Dante lowered his gun first. "You're right. This isn't the place." He looked at me. "But you need to make a choice, Isabella. Tonight. Come with me, and Sofia lives. Stay with Romano, and you're both dead within a week."
"That's not a choice. That's a threat."
"That's reality." Dante walked toward the door. "My car will be waiting downstairs in one hour. Be in it, or I leave without you. And then you're on your own."
He left. His men followed.
Alexander immediately went to Sofia's bed. He touched her hair gently. Tears ran down his face.
"She's not yours," I said softly. "The test—"
"I don't care about the test. I love her. That makes her mine." He looked up at me. "These past few hours, seeing her, talking to her, promising to protect her... I felt like a father. For the first time in my life, I felt like I had something worth fighting for."
"Alexander..."
"Let me help you. Please." He took my hand. "I have resources Dante doesn't. Connections. People who owe me favors. We can hide Sofia somewhere safe. Get her the surgery. Give her a real life. A normal life."
"How? The FBI is after your family. Your accounts are frozen. Your enemies want revenge."
"I'll figure it out. I always do." His grip tightened. "Just don't go with Dante. Don't trust him. He's using you, Isabella. Using Sofia. Everything he says is a manipulation."
"And you're not manipulating me?"
He didn't answer.
I pulled my hand away and walked to the window. Outside, the sun was starting to rise. A new day. But it didn't feel new. It felt like the end.
"I need to think," I said.
"You don't have time to think. Dante's car leaves in an hour."
"Then I'll think fast."
I walked out of the room, leaving both men behind.
In the hallway, I found a quiet corner and let myself finally break down.
Silent tears. The kind that hurt your chest. The kind that make you feel like you're drowning.
My daughter wasn't who I thought she was. Her father was dead, killed by the same people who now wanted to protect her. And I had to choose between two dangerous men, either of whom could destroy us.
How had my life become this mess?
My phone buzzed. A text from an unknown number.
You don't know me, but I knew Marcus. If you want to know the truth about that night—the REAL truth about why he gave you that box—meet me at Riverside Park in thirty minutes. Come alone. Don't tell Romano or Moretti. This is the only chance you'll get for answers.
I stared at the message.
It could be a trap. Could be someone trying to kill me or kidnap me.
But it could also be the truth.
The truth about who Marcus was. Why he chose me. What really happened that night.
The truth about who Sofia's father really was.

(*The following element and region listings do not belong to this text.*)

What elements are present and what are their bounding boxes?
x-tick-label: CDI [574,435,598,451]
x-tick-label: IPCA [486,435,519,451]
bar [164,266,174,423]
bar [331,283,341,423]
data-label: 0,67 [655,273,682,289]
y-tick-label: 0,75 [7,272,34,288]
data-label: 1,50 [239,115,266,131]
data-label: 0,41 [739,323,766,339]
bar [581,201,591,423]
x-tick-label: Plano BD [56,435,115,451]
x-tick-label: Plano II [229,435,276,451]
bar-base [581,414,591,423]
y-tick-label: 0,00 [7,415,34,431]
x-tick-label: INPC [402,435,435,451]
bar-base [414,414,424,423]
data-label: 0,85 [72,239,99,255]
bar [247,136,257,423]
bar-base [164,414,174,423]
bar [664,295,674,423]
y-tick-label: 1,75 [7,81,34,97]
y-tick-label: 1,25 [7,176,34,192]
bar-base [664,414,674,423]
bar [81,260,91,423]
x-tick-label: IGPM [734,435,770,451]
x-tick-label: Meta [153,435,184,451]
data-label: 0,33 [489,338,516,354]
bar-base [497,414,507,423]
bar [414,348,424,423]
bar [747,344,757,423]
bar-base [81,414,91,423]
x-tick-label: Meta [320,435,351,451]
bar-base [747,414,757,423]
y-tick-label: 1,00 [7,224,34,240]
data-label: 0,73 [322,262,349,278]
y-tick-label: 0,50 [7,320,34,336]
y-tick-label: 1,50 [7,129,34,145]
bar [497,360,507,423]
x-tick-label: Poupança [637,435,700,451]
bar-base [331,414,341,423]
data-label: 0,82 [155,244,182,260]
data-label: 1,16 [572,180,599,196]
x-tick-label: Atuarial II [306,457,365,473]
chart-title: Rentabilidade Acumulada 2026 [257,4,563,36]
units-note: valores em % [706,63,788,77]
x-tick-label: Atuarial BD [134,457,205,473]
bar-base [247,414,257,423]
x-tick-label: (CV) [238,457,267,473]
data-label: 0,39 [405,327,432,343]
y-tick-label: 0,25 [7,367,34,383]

I looked back at Sofia's room. At the two dangerous men inside, both claiming they could save her.
Then I looked at my phone again.
Thirty minutes. Riverside Park. Answers.
I made my decision.
I walked toward the elevator, past security, past the chaos still unfolding in the hospital.
I was going to that park.
And I was going alone.
But as the elevator doors closed, I saw something in the reflection that made my blood freeze.
Someone was following me.
A woman in a nurse's uniform.
With a scar on her left cheek.
Marcus's mother had found me.
And this time, there was no one to save me.